Carving the Scheduler out of Fly.io’s orchestrator
"Orchestrators link clusters of worker servers together and offer up an API to run jobs on them."
"Scheduling means deciding which worker to run each task on."
Fly.io is a simple, micro-VM-based (edge) hosting platform. You can use them to deploy apps globally from a single Docker container.
They run a global cluster of machines with a common network overlay and run your workloads on it, where and when you want them. So orchestrating and scheduling these workloads on servers is pretty much their main job. And they started simple!

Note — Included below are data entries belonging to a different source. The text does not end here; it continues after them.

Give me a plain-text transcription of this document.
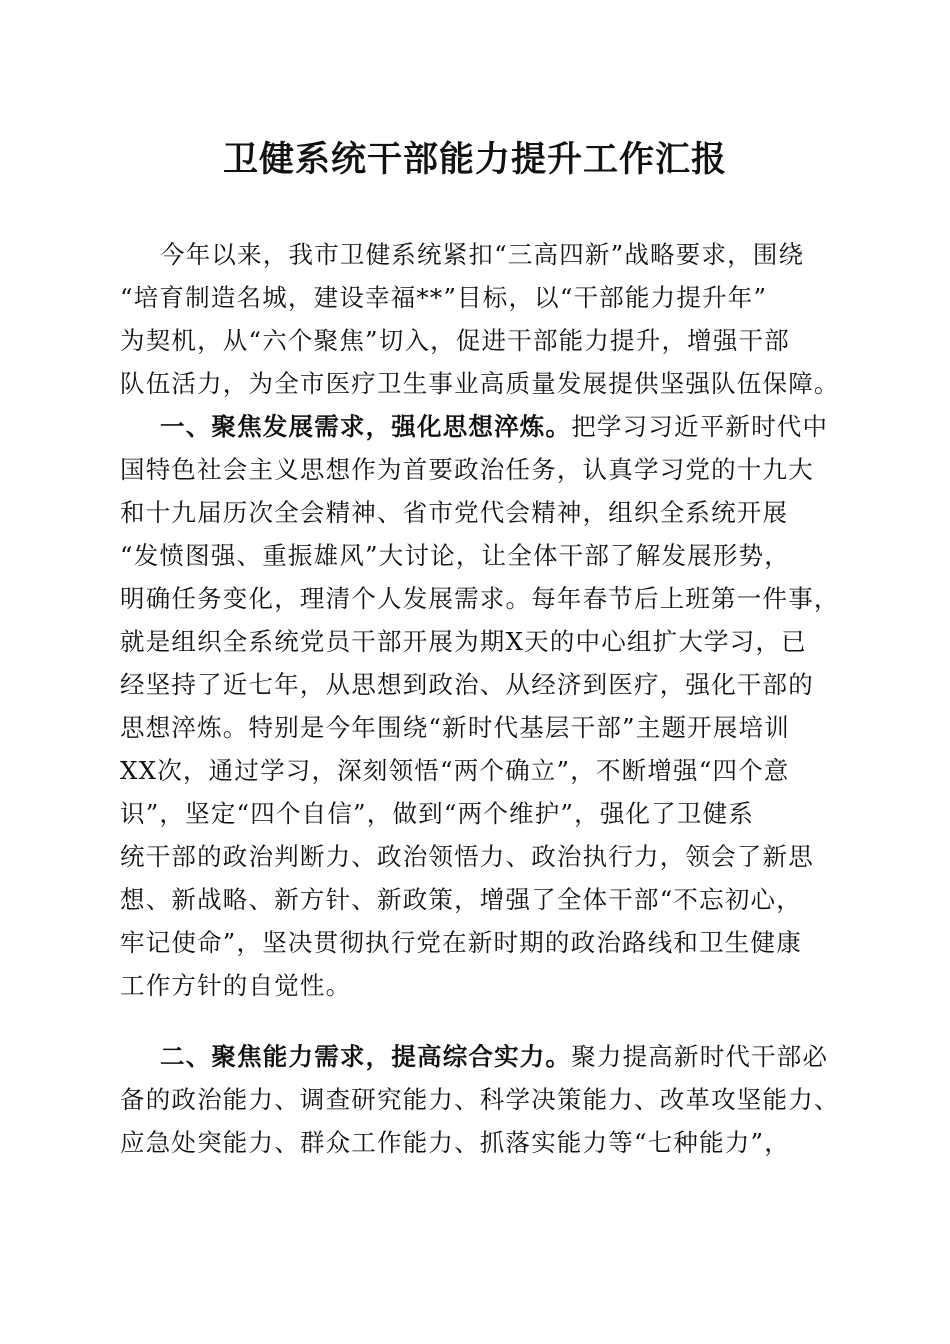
卫健系统干部能力提升工作汇报
今年以来，我市卫健系统紧扣“三高四新”战略要求，围绕
“培育制造名城，建设幸福**”目标，以“干部能力提升年”
为契机，从“六个聚焦”切入，促进干部能力提升，增强干部
队伍活力，为全市医疗卫生事业高质量发展提供坚强队伍保障。
一、聚焦发展需求，强化思想淬炼。把学习习近平新时代中
国特色社会主义思想作为首要政治任务，认真学习党的十九大
和十九届历次全会精神、省市党代会精神，组织全系统开展
“发愤图强、重振雄风”大讨论，让全体干部了解发展形势，
明确任务变化，理清个人发展需求。每年春节后上班第一件事，
就是组织全系统党员干部开展为期X天的中心组扩大学习，已
经坚持了近七年，从思想到政治、从经济到医疗，强化干部的
思想淬炼。特别是今年围绕“新时代基层干部”主题开展培训
XX次，通过学习，深刻领悟“两个确立”，不断增强“四个意
识”，坚定“四个自信”，做到“两个维护”，强化了卫健系
统干部的政治判断力、政治领悟力、政治执行力，领会了新思
想、新战略、新方针、新政策，增强了全体干部“不忘初心，
牢记使命”，坚决贯彻执行党在新时期的政治路线和卫生健康
工作方针的自觉性。
二、聚焦能力需求，提高综合实力。聚力提高新时代干部必
备的政治能力、调查研究能力、科学决策能力、改革攻坚能力、
应急处突能力、群众工作能力、抓落实能力等“七种能力”，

"For the year following our launch, Fly.io's platform was a Rust proxy and a Golang Nomad driver. The driver could check out a Docker image, convert it to a block device, and start Firecracker on it."
While Nomad was the perfect tool for them to start, their use case slowly diverged from Nomad's.
"Bin packing is wrong for platforms like Fly.io. [...] We run one global cluster [when Nomad's model is smaller federated cluster]. We outgrew the orchestration model."
So Fly built their own scheduler, specialized to their specific need: picking a server to run a workload in a specific region, in a very short (real-time) timeframe.
📗 Thomas Ptacek's Carving the Scheduler Out of Our Orchestrator tells a brief history of orchestrators and schedulers, from Google's Borg to what became Hashicorp's Nomad, before explaining how Fly outgrew Nomad and built their own scheduler. Thomas then details how Fly's distributed scheduler works, an interesting peek!
Learning: the meta-skill for accelerating impact
"Your ability to learn new skills will expand the breadth of your impact dramatically."
A good part of growing as a professional is learning. Learning is a core skill that you'll rarely be directly evaluated against. A hidden force multiplier.
What does learning mean? How can you identify your gaps?
Learning is about knowing what you know and what you don't."
Knowing and clearly communicating your skills and where you can stretch enables you to spend as much time as possible on projects that get you to that optimal balance [of repetition and learning], creating a virtuous cycle of growth and impact."
That doesn't mean you have to be an expert at everything. Knowing something exists is often enough to get you started on the right path.
Asking effective questions accelerates your progress"
There's a lot to say and learn about when and how to ask questions. The earlier in your career, the more the 'when' matters. The 'how' stays crucial your entire career.
"When you ask questions, make sure you've done some research first, and be very specific about what you know and what you don't"
"3. Growing your technical skills creates new opportunities for impact"
Learning must be intentional. You must have a plan to learn consistently and fast. But keep in mind it will be extra effective if you can get some dopamine out of it!
"Think critically about how you learn best. Are you a reader, a watcher, a doer, a talk-it-througher, or a combination of several of those? Know how you learn best and lean into those modalities."
"4. Teaching others multiplies your impact"
📗 Caitlin Moorman's Learning: The Meta-Skill for Accelerating Impact is a crucial article for all tech professionals. In each section, Caitlin details what underdeveloped and highly developed skills look like and tips for developing them, to help you figure out your path.